だいぶ遅くなりました。
こちらの続きです。
以下、ネタバレ(?)ご容赦を。
さぁ、おとなのなかにこどもがいるって、どういうことでしょう?
ある参加者が言いました。
この絵本を読むまで、ぼくは「おとな」や「こども」を時間的に捉えていたことに気づいた。けど、ここで描かれている「おとな」と「こども」はちがう。おとなの面とこどもの面、おとなの部分とこどもの部分、おとなの心とこどもの心‥‥‥うーん、なんて言えばいいんだろう?(参加者のことば。ただし松川の曖昧な記憶による)
たしかに、「おとな」や「こども」は時間軸で区切られることも多い。
「何歳まではこども、何歳からはおとな」とか「こどもの頃」「小学生時代」というふうに。
けど、この絵本のなかの「おとな」「こども」はちがう。
ひとりのなかに、おとなとこどもが同時に存在している。
だけど、つらい気持ちになったり泣き出したくなっちゃうのは、おとなの私のなかにこどもの私がいるからだとしたら、おとなの私ってどんな存在なんだろう?
おとなの私のなかにこどもの私がいるのと、こどもの私しかいないのと、何がちがうの?
そんな疑問が、むくむくむくむく。
おとなの私はつらい気持ちになったり、泣き出したくなっちゃいけないの?
だとしたら、おとなの私がかわいそうじゃない?
そんなふうに、もやもやもやもや。
疑問ともやもやを抱えながら、みなさんの話に耳を傾けていたのですが、対話が終わる頃、私のなかに1つの答えに浮かんできました。
こどものままでいるより、おとなの私がわんわん泣くより、こどもの私と共存するおとなの私もいたほうがいい。そう思える理由が。
どういうふうにその答えに辿り着いたのかは、説明するのが難しいのですが‥‥‥
- 「泣くな」と言われてそだったという方の語り
- つらい気持ちを表現する方法は泣く以外にもあるという指摘
- 成長過程で人は気持ちを表現し伝える方法を身につけることができること
- 気持ちを押し殺すのでもなく、泣き喚いて気持ちを巻き散らかすのともちがう生き方があるということ
- 絵本のなかには、こどもたちがおとなから飛び出したりはみ出してるページもあるけれど、おとなたちが自分のなかのこどもと動きを合わせて怒りや喜びを表現しているように見える描写もあること
いろんな方の言葉や発見が重なって‥‥‥
ああ、そうか。
つらいときや悲しいときに泣くしかできない赤ちゃんのままでいるより、そうした感受性をキープしたまま、言葉や様々な表現方法をもったおとなになるって、悪くない。
気持ちを押し殺すのではなく、自分のなかにあるいろんな気持ちを相手に届くように表現できる、そういう人が「たのしいおとな」なのかもしれない。

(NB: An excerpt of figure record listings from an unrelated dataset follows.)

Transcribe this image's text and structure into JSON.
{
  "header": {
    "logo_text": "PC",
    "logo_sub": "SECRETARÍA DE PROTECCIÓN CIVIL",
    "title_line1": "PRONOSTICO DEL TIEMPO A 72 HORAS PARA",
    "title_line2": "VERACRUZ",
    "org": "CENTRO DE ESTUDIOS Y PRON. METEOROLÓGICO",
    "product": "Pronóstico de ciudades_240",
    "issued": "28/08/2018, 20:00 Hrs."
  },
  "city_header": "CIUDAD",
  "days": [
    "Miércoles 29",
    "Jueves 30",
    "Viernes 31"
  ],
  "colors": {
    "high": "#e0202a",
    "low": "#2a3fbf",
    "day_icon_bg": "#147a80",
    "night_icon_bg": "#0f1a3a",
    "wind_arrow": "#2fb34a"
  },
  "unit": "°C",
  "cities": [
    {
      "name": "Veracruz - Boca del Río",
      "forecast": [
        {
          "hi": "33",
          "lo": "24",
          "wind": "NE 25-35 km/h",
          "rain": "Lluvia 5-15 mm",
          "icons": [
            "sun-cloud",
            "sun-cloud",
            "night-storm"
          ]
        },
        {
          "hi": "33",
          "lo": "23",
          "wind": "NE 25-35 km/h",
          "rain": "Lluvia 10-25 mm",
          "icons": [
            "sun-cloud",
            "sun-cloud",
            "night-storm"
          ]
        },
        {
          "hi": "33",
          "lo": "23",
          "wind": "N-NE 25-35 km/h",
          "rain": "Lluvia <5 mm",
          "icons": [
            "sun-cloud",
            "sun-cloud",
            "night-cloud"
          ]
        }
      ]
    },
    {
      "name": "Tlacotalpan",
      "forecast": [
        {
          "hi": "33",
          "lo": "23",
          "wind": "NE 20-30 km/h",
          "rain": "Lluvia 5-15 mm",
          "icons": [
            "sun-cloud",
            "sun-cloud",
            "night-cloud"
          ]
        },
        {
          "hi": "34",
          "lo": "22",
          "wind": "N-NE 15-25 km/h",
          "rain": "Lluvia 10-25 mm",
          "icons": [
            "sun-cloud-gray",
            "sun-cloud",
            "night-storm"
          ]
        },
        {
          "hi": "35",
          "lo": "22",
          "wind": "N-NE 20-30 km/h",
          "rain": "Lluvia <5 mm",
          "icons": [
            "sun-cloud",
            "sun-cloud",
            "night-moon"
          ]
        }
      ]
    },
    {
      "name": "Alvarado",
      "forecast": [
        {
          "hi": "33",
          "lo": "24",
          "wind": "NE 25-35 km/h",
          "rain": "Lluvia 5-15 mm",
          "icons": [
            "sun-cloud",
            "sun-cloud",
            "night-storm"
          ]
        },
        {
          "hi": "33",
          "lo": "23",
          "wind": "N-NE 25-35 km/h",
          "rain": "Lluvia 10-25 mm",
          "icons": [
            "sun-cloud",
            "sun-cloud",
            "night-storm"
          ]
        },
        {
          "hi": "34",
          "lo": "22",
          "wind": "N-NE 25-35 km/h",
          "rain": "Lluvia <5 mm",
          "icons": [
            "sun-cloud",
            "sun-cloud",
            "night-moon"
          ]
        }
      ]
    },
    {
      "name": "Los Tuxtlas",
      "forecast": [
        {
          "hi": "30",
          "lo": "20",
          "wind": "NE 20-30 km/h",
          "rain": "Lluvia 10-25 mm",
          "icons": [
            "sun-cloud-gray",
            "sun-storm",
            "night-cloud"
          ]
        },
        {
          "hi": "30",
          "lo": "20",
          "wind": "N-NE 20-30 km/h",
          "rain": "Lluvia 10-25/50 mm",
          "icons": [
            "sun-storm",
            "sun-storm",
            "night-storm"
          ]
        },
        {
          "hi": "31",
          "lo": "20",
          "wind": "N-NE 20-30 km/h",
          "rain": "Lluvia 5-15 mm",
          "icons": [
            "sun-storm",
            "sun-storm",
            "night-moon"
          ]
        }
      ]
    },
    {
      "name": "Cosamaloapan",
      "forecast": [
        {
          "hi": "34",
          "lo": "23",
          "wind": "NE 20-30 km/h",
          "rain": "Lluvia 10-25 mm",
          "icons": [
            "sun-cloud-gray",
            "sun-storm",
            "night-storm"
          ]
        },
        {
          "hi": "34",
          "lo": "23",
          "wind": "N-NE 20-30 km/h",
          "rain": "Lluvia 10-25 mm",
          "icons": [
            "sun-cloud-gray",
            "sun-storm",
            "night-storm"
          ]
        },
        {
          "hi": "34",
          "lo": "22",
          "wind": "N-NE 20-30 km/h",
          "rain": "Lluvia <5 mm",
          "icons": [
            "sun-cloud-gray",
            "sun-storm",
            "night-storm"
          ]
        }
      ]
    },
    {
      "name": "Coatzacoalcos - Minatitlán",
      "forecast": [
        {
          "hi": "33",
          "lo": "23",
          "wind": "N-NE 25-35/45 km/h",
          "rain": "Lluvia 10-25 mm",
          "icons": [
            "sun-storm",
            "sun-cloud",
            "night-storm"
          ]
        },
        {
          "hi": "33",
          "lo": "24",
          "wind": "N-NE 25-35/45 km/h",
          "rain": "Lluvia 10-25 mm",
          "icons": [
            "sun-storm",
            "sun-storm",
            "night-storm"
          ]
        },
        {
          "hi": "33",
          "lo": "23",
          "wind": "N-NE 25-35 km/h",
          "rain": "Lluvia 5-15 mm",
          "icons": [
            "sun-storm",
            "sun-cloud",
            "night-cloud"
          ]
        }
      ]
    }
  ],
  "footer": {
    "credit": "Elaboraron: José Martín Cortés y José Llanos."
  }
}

そういう人になりたいな。
‥‥‥なんて結論に至ったのでした。
この絵本、今回は大人と読みたくて大人のみなさんと読んでみたけれど、こうしてやってみると、こどものみなさんとも読んでみたくなる。
素直に読むと「おとなのなかにもこども、いるいる」で終わるけど、ツッコミながら読むと「おとななかのこどもって?」「おとなになるってどういうこと?」について、まだまだ様々な発見が出てきそうな一冊です。
登場人物の表情も豊かだし、本の見返しも眺めているといろんなイメージがわいてくるので、もし「おもしろそうだな」手に取ってみてください。